Due Process Comes to North Dakota as Students Given Right to an Attorney

April 22, 2015

By Greg Piper at The College Fix

The University of North Dakota may be full of tension as the administration faces a second no-confidence vote tonight, but students accused of wrongdoing in the state higher education system now have a fairer system to go through.

Gov. Jack Dalrymple signed a bill (previously covered by The College Fix) giving students the right to pay for a lawyer at their own expense in “non-academic suspension and expulsion hearings,” the Foundation for Individual Rights in Education says.

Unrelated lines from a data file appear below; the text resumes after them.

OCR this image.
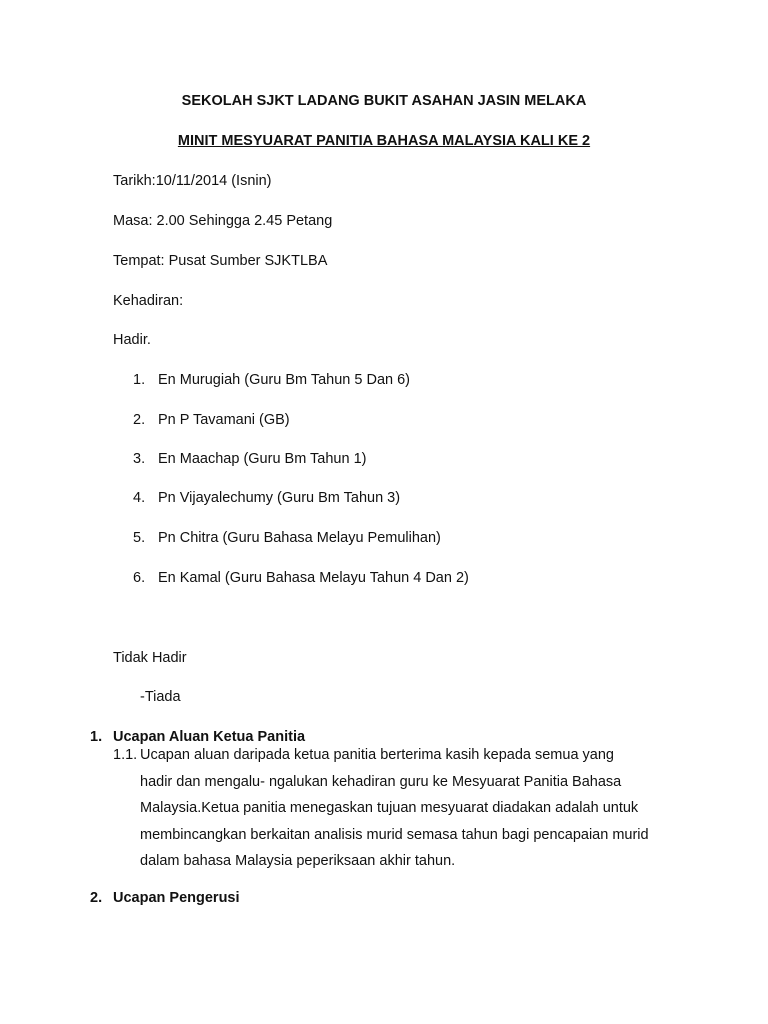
SEKOLAH SJKT LADANG BUKIT ASAHAN JASIN MELAKA
MINIT MESYUARAT PANITIA BAHASA MALAYSIA KALI KE 2
Tarikh:10/11/2014 (Isnin)
Masa: 2.00 Sehingga 2.45 Petang
Tempat: Pusat Sumber SJKTLBA
Kehadiran:
Hadir.
1. En Murugiah (Guru Bm Tahun 5 Dan 6)
2. Pn P Tavamani (GB)
3. En Maachap (Guru Bm Tahun 1)
4. Pn Vijayalechumy (Guru Bm Tahun 3)
5. Pn Chitra (Guru Bahasa Melayu Pemulihan)
6. En Kamal (Guru Bahasa Melayu Tahun 4 Dan 2)
Tidak Hadir
-Tiada
1. Ucapan Aluan Ketua Panitia
1.1. Ucapan aluan daripada ketua panitia berterima kasih kepada semua yang
hadir dan mengalu- ngalukan kehadiran guru ke Mesyuarat Panitia Bahasa
Malaysia.Ketua panitia menegaskan tujuan mesyuarat diadakan adalah untuk
membincangkan berkaitan analisis murid semasa tahun bagi pencapaian murid
dalam bahasa Malaysia peperiksaan akhir tahun.
2. Ucapan Pengerusi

The overwhelming vote totals – unanimous in the House and a single dissenting vote in the Senate – should convince administrators and campus activists that such obvious tilting of the field against accused students won’t be tolerated in the real world.

The state’s bill came out of a particularly egregious case against Caleb Warner, as FIRE recounts:

In 2010, former University of North Dakota (UND) student Caleb Warner was expelled after being found guilty of sexual assault by a campus court, despite evidence of his innocence that should have been impossible to ignore. Indeed, the evidence clearing Warner was so powerful that the local district attorney filed criminal charges against his accuser for filing a false report to police.

Warner’s mother went on to found Families Advocating for Campus Equality, which agitates for due process in campus disciplinary proceedings.